Avevo perso le tracce di M. Craft dopo il suo dimenticato e pregevole esordio del 2006 “Silver & Fire”; sparute notizie di collaborazioni con
Jarvis Cocker (“Further Complication”),
Joanna Newsom,
Andrew Bird,
King Creosote e di un secondo progetto nel 2009 (“Arrows At The Sun”) mi avevano fatto aggiungere il suo nome alla lista delle promesse mancate.
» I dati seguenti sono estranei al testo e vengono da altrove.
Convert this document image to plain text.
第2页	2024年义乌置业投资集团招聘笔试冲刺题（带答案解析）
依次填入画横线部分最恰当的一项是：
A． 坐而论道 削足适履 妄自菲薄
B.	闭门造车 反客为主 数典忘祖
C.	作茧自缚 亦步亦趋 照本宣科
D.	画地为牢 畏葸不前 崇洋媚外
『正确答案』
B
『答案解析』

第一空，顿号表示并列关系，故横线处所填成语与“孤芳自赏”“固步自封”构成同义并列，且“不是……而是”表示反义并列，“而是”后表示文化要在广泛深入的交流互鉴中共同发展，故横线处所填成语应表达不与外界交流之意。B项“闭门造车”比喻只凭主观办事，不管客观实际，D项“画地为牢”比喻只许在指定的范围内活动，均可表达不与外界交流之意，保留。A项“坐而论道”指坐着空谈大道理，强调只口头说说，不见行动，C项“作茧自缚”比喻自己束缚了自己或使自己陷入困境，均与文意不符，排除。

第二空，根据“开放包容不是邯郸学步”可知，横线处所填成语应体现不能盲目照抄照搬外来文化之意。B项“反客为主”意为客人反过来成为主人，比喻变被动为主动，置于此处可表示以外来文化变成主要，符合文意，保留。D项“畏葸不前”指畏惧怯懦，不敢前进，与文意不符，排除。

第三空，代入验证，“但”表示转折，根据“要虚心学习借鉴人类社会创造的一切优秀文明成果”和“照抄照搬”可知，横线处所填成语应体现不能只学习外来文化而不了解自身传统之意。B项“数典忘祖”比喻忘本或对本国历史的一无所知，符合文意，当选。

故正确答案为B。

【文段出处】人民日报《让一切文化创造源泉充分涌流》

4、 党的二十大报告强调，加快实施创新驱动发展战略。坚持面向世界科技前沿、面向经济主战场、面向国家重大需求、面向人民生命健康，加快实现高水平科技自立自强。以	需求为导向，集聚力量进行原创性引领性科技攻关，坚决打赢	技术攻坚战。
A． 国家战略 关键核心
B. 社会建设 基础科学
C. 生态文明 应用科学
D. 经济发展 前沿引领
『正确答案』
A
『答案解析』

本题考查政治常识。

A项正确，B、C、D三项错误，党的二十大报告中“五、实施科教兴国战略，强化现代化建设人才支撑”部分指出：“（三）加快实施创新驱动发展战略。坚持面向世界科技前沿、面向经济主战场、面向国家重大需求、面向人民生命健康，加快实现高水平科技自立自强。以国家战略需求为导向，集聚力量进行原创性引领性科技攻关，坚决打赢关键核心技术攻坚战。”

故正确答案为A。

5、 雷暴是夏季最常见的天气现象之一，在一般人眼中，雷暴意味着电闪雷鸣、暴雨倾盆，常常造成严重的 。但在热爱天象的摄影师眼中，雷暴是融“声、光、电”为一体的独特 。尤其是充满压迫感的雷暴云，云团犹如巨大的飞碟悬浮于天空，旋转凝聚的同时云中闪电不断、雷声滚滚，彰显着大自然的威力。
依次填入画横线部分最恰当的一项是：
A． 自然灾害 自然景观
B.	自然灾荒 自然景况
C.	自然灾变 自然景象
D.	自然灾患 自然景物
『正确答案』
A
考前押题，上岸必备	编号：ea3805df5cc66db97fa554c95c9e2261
Dell’inglesina Eleanor Bodenham non sapevo nulla, ma il riascolto casuale del primo album di M. Craft mi ha spinto alla ricerca di eventuali riesumazioni miracolose, ed ecco che scopro questo progetto Lover Lover (omaggio a
Cohen) con la produzione di Nicholas Littlemore (
Empire Of The Sun).
“There Is A Place” è un intrigante album di estrosa e ruffiana
pop music come non ne ascoltavo dai tempi di
Fleetwood Mac,
ABBA,
Electric Light Orchestra e
Eurythmics, il tutto sorretto da una produzione impeccabile e un'ottima scrittura. La voce di Eleanor Bodenham evoca i tempi d’oro di
Stevie Nicks ma con una leggera sfumatura da soprano che aggiunge delle
nuance sessualmente ibride. Le canzoni sono un campionario di storie d’amore e di nuovi incontri dove il terzo incomodo è una presenza costante e sibillina: quanto questo sia frutto del lavoro in
team tra i tre musicisti non è dato saperlo, basti però pensare che Nicholas Littlemore ha lasciato il progetto prima della sua pubblicazione per dissapori non solo musicali.
Nel suo genere è un album quasi perfetto, composto di canzoni pop dotate di
riff che non riesci a dimenticare e che hai l’impulso di rimettere subito in
loop: i delusi del nuovo album degli
Empire Of The Sun non potranno restare indifferenti al
refrain assassino di “All Through The Night”, un
instant-classic di cristallina bellezza, e “Freebirds” è il singolo pop che speravi di trovare nella
reunion dei Fleetwood Mac.
L’abilità dei musicisti nel ricreare tutti i presupposti che resero memorabile il pop anni 70 e 80 è il vero punto di forza del progetto, la sensazione di futilità e leggerezza strappa più di un sorriso, perché la vera missione della musica pop è quella di dar vita a canzoni da ricordare. Il pop orchestrale di “I And The City” è degno del miglior
Jeff Lynne, l’euro-disco di “Hush” ha la stessa malinconica bellezza dei migliori Abba, le tentazioni elettroniche di “Embers” (con una splendida e sensuale
performance vocale) sono molto
Beach House meets Fleetwood Mac, e l’
uptempo di “Young Free” è talmente moderno che suona privo di dimensione temporale.
Il dubbio che il fascino della loro musica sia un puro effetto
vintage è lecito, ma quello che mi ha veramente ammaliato è l’evidente qualità delle canzoni: la più articolata e meno immediata “The Fire” (brano che in un primo momento doveva interpretare M. Craft) mette in mostra una robusta struttura lirica che è in verità presente in tutte le dieci tracce (c’è anche una
bonus track per iTunes).
Il romanticismo di “Love On A Wire” (altra citazione di
Leonard Cohen) è energico e pulsante, le emozioni restano imprigionate in un cantato che non è mai liberatorio; tutto poi serve a dar vita alla conclusiva “Home” dove Eleanor mette insieme tutti i luoghi e le sensazioni esplorate nelle canzoni
on the road (i brani sono ambientati in paesi diversi) e trova conforto nel candore e nel tepore della propria casa.
Spacciati come i nuovi
Mumford & Sons, i Lover Lover sono per fortuna tutta un’altra storia,
pop-music nel senso più classico e nobile del temine, non originalissima o innovativa, ma fresca e coinvolgente quanto basta per trovargli un posto tra l’ultimo dei
Thee Silver Mt. Zion Memorial Orchestra e la discografia di
Arthur Russell. “There Is A Place” è un album apparentemente innocuo ma in grado di risvegliare più di un piacevole momento.